We focus on the chemoinformatics – the chemistry side, so how the drug is actually formulated and what it looks like. This helps for early drug discovery research because when a researcher has a promising candidate for a drug, they can see what could be done to optimise it so that it becomes a much better drug. Our model focuses on how the compound looks in 2D structure and in 3D structure as well as in various dimensional spaces. We tried to capture all of these different aspects of the compound as well as integrating the basic classifications – like how complex the molecule is or whether it can go through a membrane or not.

How did you train the model?

The model was trained using bioactivity data present in our antimicrobial KG. This data set is special as it maps more than 80,000 compounds with activity data across a wide spectrum of microbial (bacterial and fungal) strains. In an ideal world, each of these compounds would have been tested with each microbial strain, but given the time and cost associated with this, it is rather difficult. For this reason, we created a minimalist dataset which maps each compound to a microbial class: Gram-positive, Gram-negative, fungi, or another class of pathogens known as acid-fast. This way, we now have a much more complete picture of the compound. Using this as training data, we make the model learn correlations between the chemical properties and its microbial activity. 

How did you check that the model was correct?

Many studies have already shown that how the drug interacts with the membrane for several bacterial strains is essential. For instance, some chemical properties are necessary to improve the permeability of the compound across a membrane, making it active against Gram-negative pathogens. The model was also able to predict this, which gives us a validation that indicates that the model is performing on par. We also compared the model prediction with experimentally tested results of the EU Openscreen Library. Here, the model could predict at least 30% of the active hits.

Does this increase the efficiency of the drug development process then, because you don't have to do so many tests initially to find drug compounds that work?

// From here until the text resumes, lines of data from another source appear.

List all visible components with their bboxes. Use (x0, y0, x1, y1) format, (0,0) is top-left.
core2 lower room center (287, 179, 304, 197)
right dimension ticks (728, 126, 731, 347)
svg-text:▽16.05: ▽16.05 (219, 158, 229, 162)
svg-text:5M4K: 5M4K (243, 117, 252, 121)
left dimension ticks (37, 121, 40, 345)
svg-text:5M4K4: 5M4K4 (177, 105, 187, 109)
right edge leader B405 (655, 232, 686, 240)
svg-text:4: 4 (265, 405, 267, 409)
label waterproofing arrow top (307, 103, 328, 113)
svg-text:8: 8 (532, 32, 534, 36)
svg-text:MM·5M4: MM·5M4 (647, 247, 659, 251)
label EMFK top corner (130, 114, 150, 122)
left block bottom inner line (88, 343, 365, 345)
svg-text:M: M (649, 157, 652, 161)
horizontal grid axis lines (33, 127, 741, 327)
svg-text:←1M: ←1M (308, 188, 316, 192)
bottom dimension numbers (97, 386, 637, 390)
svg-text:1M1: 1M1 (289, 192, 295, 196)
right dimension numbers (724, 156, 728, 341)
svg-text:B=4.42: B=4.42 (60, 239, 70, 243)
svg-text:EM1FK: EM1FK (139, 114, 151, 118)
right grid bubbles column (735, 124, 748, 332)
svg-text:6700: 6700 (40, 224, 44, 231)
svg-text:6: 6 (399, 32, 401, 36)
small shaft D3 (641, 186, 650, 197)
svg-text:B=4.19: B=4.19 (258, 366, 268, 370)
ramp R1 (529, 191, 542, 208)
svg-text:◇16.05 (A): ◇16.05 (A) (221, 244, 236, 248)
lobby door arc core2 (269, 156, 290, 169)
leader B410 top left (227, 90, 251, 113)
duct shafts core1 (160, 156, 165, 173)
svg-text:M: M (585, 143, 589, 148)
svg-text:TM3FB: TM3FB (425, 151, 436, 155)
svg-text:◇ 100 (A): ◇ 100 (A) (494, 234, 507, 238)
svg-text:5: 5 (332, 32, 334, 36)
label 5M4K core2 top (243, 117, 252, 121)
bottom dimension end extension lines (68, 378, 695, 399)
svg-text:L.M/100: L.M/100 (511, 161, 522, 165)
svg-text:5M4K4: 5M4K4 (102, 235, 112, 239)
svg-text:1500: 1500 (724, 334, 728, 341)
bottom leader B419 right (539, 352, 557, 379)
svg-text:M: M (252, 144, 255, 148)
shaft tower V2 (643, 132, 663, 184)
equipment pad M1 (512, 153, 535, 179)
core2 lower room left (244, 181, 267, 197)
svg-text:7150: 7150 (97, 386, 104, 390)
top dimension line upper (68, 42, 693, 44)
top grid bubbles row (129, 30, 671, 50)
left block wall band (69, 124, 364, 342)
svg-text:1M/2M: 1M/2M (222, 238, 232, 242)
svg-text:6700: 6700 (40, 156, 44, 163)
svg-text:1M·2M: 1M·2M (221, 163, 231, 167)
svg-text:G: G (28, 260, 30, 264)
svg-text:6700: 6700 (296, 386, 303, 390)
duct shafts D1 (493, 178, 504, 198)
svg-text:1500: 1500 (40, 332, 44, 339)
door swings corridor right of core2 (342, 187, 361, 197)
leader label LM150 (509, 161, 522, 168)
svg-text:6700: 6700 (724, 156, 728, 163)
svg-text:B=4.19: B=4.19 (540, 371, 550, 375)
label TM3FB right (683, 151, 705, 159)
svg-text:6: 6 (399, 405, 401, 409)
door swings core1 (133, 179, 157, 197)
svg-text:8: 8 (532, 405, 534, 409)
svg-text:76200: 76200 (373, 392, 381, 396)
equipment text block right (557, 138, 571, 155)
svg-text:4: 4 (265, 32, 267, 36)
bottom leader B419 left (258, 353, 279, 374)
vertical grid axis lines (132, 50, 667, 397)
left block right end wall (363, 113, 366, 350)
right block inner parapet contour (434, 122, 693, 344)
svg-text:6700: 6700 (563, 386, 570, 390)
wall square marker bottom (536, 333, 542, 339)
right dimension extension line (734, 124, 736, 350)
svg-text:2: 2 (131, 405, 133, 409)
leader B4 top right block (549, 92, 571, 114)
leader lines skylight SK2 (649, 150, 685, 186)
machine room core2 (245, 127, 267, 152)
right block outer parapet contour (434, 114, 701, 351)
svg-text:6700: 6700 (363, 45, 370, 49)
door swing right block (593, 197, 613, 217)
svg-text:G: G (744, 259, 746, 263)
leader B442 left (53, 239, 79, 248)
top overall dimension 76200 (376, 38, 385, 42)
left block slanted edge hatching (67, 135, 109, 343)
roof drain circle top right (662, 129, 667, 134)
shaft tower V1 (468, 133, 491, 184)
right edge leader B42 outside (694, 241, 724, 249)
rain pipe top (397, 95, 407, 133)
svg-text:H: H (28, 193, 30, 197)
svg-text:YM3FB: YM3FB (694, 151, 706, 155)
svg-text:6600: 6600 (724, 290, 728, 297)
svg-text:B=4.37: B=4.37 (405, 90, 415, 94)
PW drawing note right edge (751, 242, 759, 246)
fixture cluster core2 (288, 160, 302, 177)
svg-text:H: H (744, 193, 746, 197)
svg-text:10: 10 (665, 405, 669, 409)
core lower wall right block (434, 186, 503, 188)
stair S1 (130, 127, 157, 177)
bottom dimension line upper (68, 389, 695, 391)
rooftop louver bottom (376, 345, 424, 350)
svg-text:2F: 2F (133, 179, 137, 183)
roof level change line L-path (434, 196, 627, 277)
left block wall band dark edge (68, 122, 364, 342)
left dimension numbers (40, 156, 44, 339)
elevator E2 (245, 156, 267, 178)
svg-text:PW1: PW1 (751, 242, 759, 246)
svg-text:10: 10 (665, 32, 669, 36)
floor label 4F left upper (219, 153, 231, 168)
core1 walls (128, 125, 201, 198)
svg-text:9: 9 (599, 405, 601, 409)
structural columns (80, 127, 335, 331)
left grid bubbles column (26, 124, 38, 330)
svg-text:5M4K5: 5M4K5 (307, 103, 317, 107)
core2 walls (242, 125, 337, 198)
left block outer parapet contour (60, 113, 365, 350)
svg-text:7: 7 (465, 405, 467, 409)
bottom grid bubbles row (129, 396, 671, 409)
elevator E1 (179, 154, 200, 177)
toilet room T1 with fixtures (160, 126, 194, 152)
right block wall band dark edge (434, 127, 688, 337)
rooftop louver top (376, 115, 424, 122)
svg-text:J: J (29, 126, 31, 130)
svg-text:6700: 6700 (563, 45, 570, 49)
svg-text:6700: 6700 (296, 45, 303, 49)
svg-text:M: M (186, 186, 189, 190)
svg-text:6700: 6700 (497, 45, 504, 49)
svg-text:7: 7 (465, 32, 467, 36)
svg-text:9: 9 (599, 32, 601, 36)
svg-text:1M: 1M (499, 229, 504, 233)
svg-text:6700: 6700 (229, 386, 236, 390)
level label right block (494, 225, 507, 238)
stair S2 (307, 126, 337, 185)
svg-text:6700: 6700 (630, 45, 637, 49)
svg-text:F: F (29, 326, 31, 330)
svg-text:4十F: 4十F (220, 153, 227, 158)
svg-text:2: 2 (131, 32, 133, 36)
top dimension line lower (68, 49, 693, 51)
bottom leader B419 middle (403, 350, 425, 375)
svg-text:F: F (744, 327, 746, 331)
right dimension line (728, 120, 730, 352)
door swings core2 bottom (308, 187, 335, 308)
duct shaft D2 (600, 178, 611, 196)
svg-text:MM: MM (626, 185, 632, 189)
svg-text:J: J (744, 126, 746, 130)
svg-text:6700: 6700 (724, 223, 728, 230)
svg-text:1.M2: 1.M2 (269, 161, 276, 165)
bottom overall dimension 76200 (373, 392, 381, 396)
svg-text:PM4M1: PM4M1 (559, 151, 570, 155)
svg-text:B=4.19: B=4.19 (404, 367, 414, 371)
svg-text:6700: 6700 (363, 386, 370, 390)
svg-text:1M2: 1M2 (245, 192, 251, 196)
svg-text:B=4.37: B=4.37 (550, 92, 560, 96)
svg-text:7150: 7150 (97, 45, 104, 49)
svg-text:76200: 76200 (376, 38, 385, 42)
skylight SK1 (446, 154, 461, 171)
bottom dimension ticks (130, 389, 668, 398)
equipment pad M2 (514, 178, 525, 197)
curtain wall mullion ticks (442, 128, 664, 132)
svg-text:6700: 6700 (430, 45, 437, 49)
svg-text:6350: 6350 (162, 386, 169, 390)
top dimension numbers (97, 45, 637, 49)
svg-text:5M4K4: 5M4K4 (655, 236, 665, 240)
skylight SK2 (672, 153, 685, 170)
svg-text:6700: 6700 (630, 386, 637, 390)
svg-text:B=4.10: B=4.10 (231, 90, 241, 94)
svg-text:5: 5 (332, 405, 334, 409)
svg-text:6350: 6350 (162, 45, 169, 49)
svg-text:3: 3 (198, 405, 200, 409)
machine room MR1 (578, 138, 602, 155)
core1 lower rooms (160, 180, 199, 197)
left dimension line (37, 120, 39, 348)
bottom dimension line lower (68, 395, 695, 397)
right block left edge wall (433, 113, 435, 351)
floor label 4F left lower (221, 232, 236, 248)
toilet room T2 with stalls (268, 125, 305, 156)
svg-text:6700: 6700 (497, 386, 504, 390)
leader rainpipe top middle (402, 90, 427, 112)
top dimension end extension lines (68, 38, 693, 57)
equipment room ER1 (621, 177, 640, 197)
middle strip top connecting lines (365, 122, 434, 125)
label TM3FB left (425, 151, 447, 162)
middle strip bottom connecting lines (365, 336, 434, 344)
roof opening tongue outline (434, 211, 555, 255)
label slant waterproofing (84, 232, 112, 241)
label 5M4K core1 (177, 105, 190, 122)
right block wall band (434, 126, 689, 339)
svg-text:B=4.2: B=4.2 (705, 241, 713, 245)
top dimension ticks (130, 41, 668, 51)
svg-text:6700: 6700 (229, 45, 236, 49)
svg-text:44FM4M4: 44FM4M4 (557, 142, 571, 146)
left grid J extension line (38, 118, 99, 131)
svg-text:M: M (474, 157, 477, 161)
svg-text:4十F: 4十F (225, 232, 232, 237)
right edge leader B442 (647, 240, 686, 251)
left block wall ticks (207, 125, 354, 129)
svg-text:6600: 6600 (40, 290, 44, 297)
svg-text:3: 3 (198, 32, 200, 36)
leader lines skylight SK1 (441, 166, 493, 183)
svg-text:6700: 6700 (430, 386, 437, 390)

Exactly – it works in a few ways. The first way that this model improves efficiency is by predicting how you can optimise your molecule. It also tells you what type of pathogen class your candidate is more likely to be active for – so whether that’s Gram positive,  Gram negative, tuberculosis strains, etc. This will reduce your costs because you won’t have to buy a complete compound library and screen to find that out (saving us about € 100-120K).

It also increases efficiency by indicating what actually works. You can use the model to say that of these 200 compounds, 20 are going to work but 20 are definitely not going to work. Then you select the 20 that are going to work, plus ten that are definitely not going to work (so that you have a negative control) and then you only have to test 30 compounds in total instead of 200.

Will this model be available past the project’s end?

This whole pipeline has already been deposited on GitHub, which makes the code open and accessible to others. We will be depositing this information to the EMBL platform as well, which will open this data up not only to the AMR community but also to wider research communities around the globe. What’s more, is that we have just published a peer-reviewed manuscript encoding all of the work that has been done along with the models. A copy of the model as well as the data repositories of the knowledge graph and the models can be found on the website for people to use.

What are the next steps?

Currently, we have built and tested the model in collaboration with EU-Openscreen. After this validation run, we are confident in its prediction and are reaching out to projects such as ENABLE and others to see if the models are prospectively applicable.

COMBINE is supported by the Innovative Medicines Initiative, a partnership between the European Union and the European pharmaceutical industry.